SuMadreQueSoyYo me agota. En serio. Esto es frustrante. No entiendo cómo es posible que una persona viva única y exclusivamente para criminalizar al otro progenitor día tras día. Minuto tras minuto. No importa lo que ocurra, ni cómo, ni cuándo porque la culpa, en este caso, siempre será del padre.

¿Que la niña vomita la noche del martes estando con ella? La culpa es del padre porque ha pasado con ella el fin de semana anterior y la ha llevado al McDonald´s, y le ha dado chuches… Y no solo eso: lo hace para hacerle daño a su hija porque no la quiere, porque disfruta maltratándola, no como ella, que se desvive por la niña (lo que quiera que ella entienda por desvivirse).

¿Que coge una amigdalitis? La culpa es del padre, que no la cuida, que no la abriga, que, además, la malcuida a propósito porque disfruta viendo sufrir a su hija.

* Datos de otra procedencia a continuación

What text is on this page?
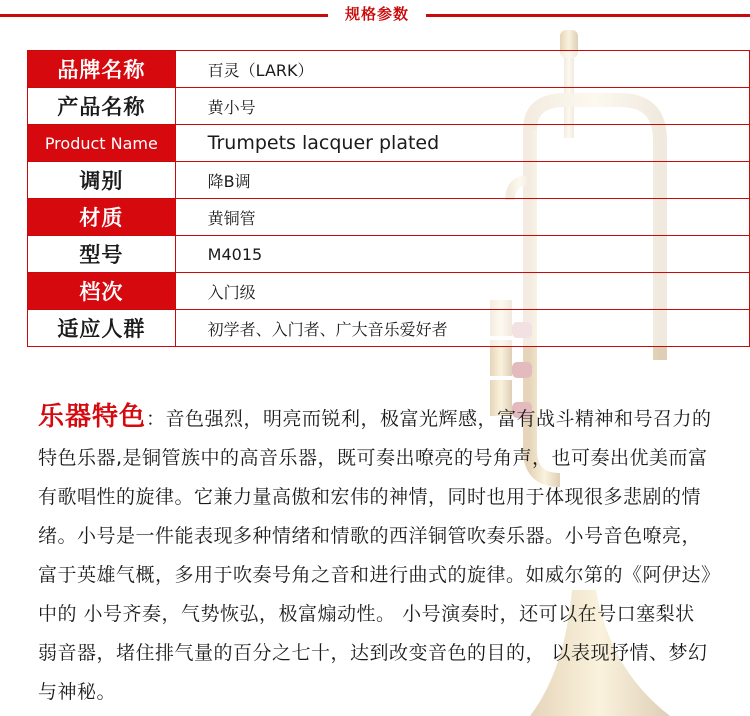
规格参数
品牌名称	百灵（LARK）
产品名称	黄小号
Product Name	Trumpets lacquer plated
调别	降B调
材质	黄铜管
型号	M4015
档次	入门级
适应人群	初学者、入门者、广大音乐爱好者
乐器特色：音色强烈，明亮而锐利，极富光辉感，富有战斗精神和号召力的特色乐器,是铜管族中的高音乐器，既可奏出嘹亮的号角声，也可奏出优美而富有歌唱性的旋律。它兼力量高傲和宏伟的神情，同时也用于体现很多悲剧的情绪。小号是一件能表现多种情绪和情歌的西洋铜管吹奏乐器。小号音色嘹亮，富于英雄气概，多用于吹奏号角之音和进行曲式的旋律。如威尔第的《阿伊达》中的 小号齐奏，气势恢弘，极富煽动性。 小号演奏时，还可以在号口塞梨状弱音器，堵住排气量的百分之七十，达到改变音色的目的， 以表现抒情、梦幻与神秘。
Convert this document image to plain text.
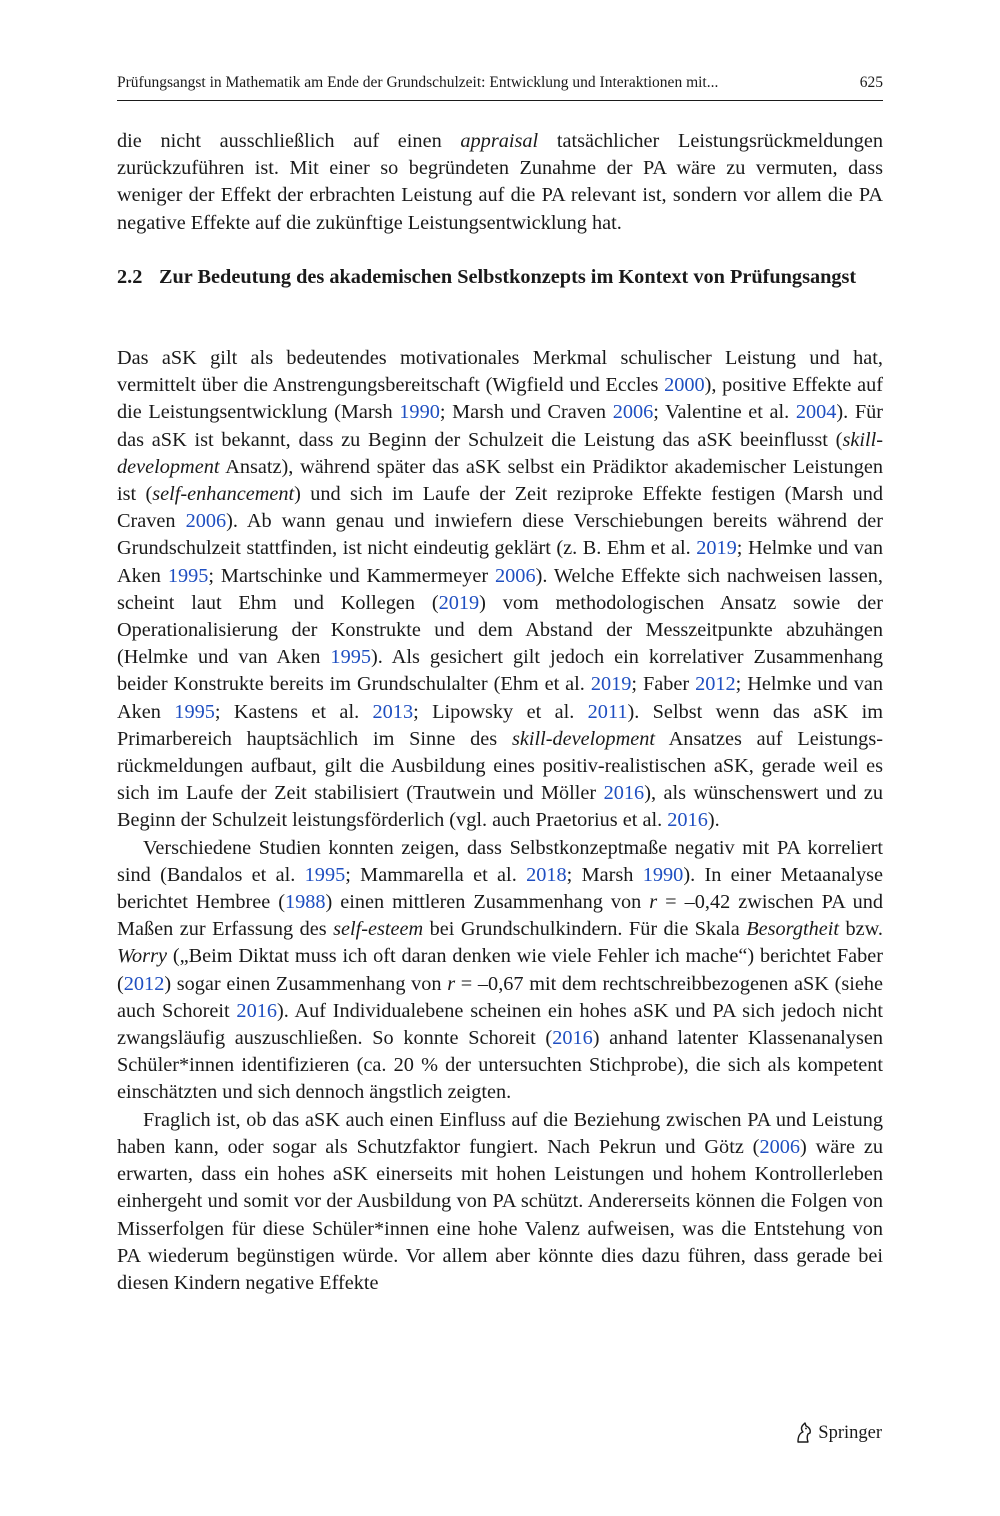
Prüfungsangst in Mathematik am Ende der Grundschulzeit: Entwicklung und Interaktionen mit...	625

die nicht ausschließlich auf einen appraisal tatsächlicher Leistungsrückmeldungen zurückzuführen ist. Mit einer so begründeten Zunahme der PA wäre zu vermuten, dass weniger der Effekt der erbrachten Leistung auf die PA relevant ist, sondern vor allem die PA negative Effekte auf die zukünftige Leistungsentwicklung hat.

2.2 Zur Bedeutung des akademischen Selbstkonzepts im Kontext von Prüfungsangst

Das aSK gilt als bedeutendes motivationales Merkmal schulischer Leistung und hat, vermittelt über die Anstrengungsbereitschaft (Wigfield und Eccles 2000), positive Effekte auf die Leistungsentwicklung (Marsh 1990; Marsh und Craven 2006; Valentine et al. 2004). Für das aSK ist bekannt, dass zu Beginn der Schulzeit die Leistung das aSK beeinflusst (skill-development Ansatz), während später das aSK selbst ein Prädiktor akademischer Leistungen ist (self-enhancement) und sich im Laufe der Zeit reziproke Effekte festigen (Marsh und Craven 2006). Ab wann genau und inwiefern diese Verschiebungen bereits während der Grundschulzeit stattfinden, ist nicht eindeutig geklärt (z. B. Ehm et al. 2019; Helmke und van Aken 1995; Martschinke und Kammermeyer 2006). Welche Effekte sich nachweisen lassen, scheint laut Ehm und Kollegen (2019) vom methodologischen Ansatz sowie der Operationalisierung der Konstrukte und dem Abstand der Messzeitpunkte abzuhängen (Helmke und van Aken 1995). Als gesichert gilt jedoch ein korrelativer Zusammenhang beider Konstrukte bereits im Grundschulalter (Ehm et al. 2019; Faber 2012; Helmke und van Aken 1995; Kastens et al. 2013; Lipowsky et al. 2011). Selbst wenn das aSK im Primarbereich hauptsächlich im Sinne des skill-development Ansatzes auf Leistungsrückmeldungen aufbaut, gilt die Ausbildung eines positiv-realistischen aSK, gerade weil es sich im Laufe der Zeit stabilisiert (Trautwein und Möller 2016), als wünschenswert und zu Beginn der Schulzeit leistungsförderlich (vgl. auch Praetorius et al. 2016).

Verschiedene Studien konnten zeigen, dass Selbstkonzeptmaße negativ mit PA korreliert sind (Bandalos et al. 1995; Mammarella et al. 2018; Marsh 1990). In einer Metaanalyse berichtet Hembree (1988) einen mittleren Zusammenhang von r = –0,42 zwischen PA und Maßen zur Erfassung des self-esteem bei Grundschulkindern. Für die Skala Besorgtheit bzw. Worry („Beim Diktat muss ich oft daran denken wie viele Fehler ich mache“) berichtet Faber (2012) sogar einen Zusammenhang von r = –0,67 mit dem rechtschreibbezogenen aSK (siehe auch Schoreit 2016). Auf Individualebene scheinen ein hohes aSK und PA sich jedoch nicht zwangsläufig auszuschließen. So konnte Schoreit (2016) anhand latenter Klassenanalysen Schüler*innen identifizieren (ca. 20 % der untersuchten Stichprobe), die sich als kompetent einschätzten und sich dennoch ängstlich zeigten.

Fraglich ist, ob das aSK auch einen Einfluss auf die Beziehung zwischen PA und Leistung haben kann, oder sogar als Schutzfaktor fungiert. Nach Pekrun und Götz (2006) wäre zu erwarten, dass ein hohes aSK einerseits mit hohen Leistungen und hohem Kontrollerleben einhergeht und somit vor der Ausbildung von PA schützt. Andererseits können die Folgen von Misserfolgen für diese Schüler*innen eine hohe Valenz aufweisen, was die Entstehung von PA wiederum begünstigen würde. Vor allem aber könnte dies dazu führen, dass gerade bei diesen Kindern negative Effekte

Springer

¿Qué tiene cagalera porque ha cogido un virus? ¡Imposible! Los virus no existen y no pueden atacar a su hija! La culpa es del padre porque le da mal de comer, porque no la cuida y porque  no pone esmero en tratarla bien porque, obviamente, no la quiere.

¿Que suspende siete? Claramente es por culpa del padre, porque la niña está fatal con él. No importa lo que digan los informes, los peritos, los psicólogos… Nah, lo importante es lo que ella piense o desee.

Ayer vimos el historial médico de la pediatra y, mientras lo leía, observaba dos cosas: una, que son casi las mismas veces las que la madre va a visitar a la pediatra con la niña que sin la niña. Y dos, que todas las visitas a solas están dirigidas a poner a parir al padre: que si el padre hace, que si el padre dice, que si el padre come, que si el padre cobra… Realmente tenía la duda de cuál era la motivación de sus visitas compulsivas a la pediatra, si los supuestos malestares de la niña, o su necesidad de seguir criminalizando al padre y sembrando “pruebas” para cuando haya que sacarlas ante el juez.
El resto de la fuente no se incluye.